The inverse square law applies because as you recede from a light source the area that must be illuminated increases with the square of the distance. But if you are viewing a star that is a thousand light years away that means the universe has had a thousand years to expand. Seems to me the area to be illuminated is now slightly larger than the distance squared. Perhaps the discrepancy is too small to matter?

I’m going to guess that you are right, that 1000 light years of distance is not enough for the expansion of the space between you and the light source to be appreciable. Maybe you could factor this in but it should be a tiny, negligible effect.

The space expansion effect should be factored in for very very distant objects, millions or billions of light years distant, at scales separating galaxies from each other. I’m not a professional astronomer, but I’d bet that the idea of red shift is connected to this space-expanding effect.

Indeed, Wikipedia’s entry for red shift says that it is caused by objects moving apart from each other, also due to the expansion of space itself: https://en.wikipedia.org/wiki/Redshift (The third reason is strong gravitational effects, but I think we might neglect that for this discussion.)

I think you’re right in principle, that there’s a deviation at large distances because of the expansion. But I don’t think 1000 light years is far enough. At 1000 light years, star motions are dominated by the dynamics of our galaxy and its myriad component populations. If you went to 1,000,000 light years you might have that effect, or maybe you’d have to go to 1,000,000,000 light years. You have more than an order of magnitude available beyond that before things get too distant to interact with.

There is no decrease to a Newtonian approximation for cosmological observations due to expansion. We are co-moving so the distance and angular diameter remains constant for the observer, which in this case are point light sources. Note that even under Newtonian mechanics the inverse square law only holds for spherically symmetric objects which works for “point source”. These observations were already point sources and even if we weren’t co-expanding they would still act like point sources.

The Inverse square law is one of the *correct predictions *of general relativity if you are dealing with low speed and weak gravity approximations.

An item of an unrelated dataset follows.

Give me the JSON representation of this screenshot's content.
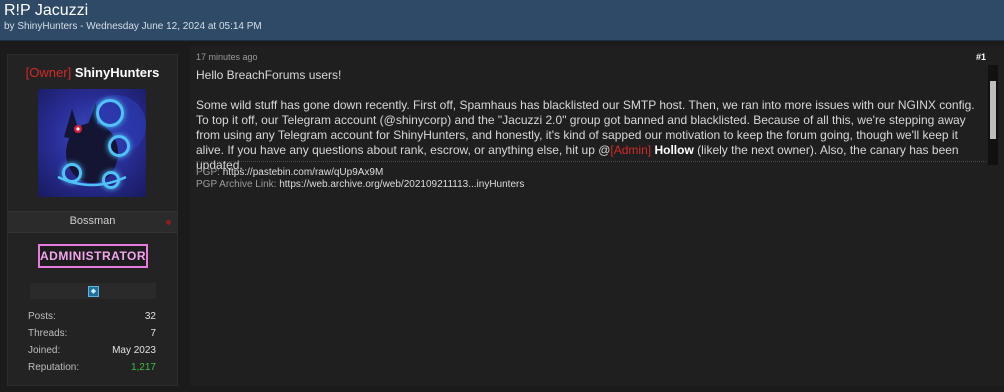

It arises because we are in four-dimensional spacetime but is itself not a fundamental property in modern physics.

The fact that we can simplify to that level is more than convenient.

For those who want the math behind how this reduces to the simplified model I found this “paper” which is actually lecture notes.

Section 6.7 has a fairly simple and standard way of explaining why it simplifies to the ordinary, non-expanding, Euclidean-space form.

Once you get to cosmological scales, there are multiple different things you can define as “distance”, which will give you different answers to questions like this.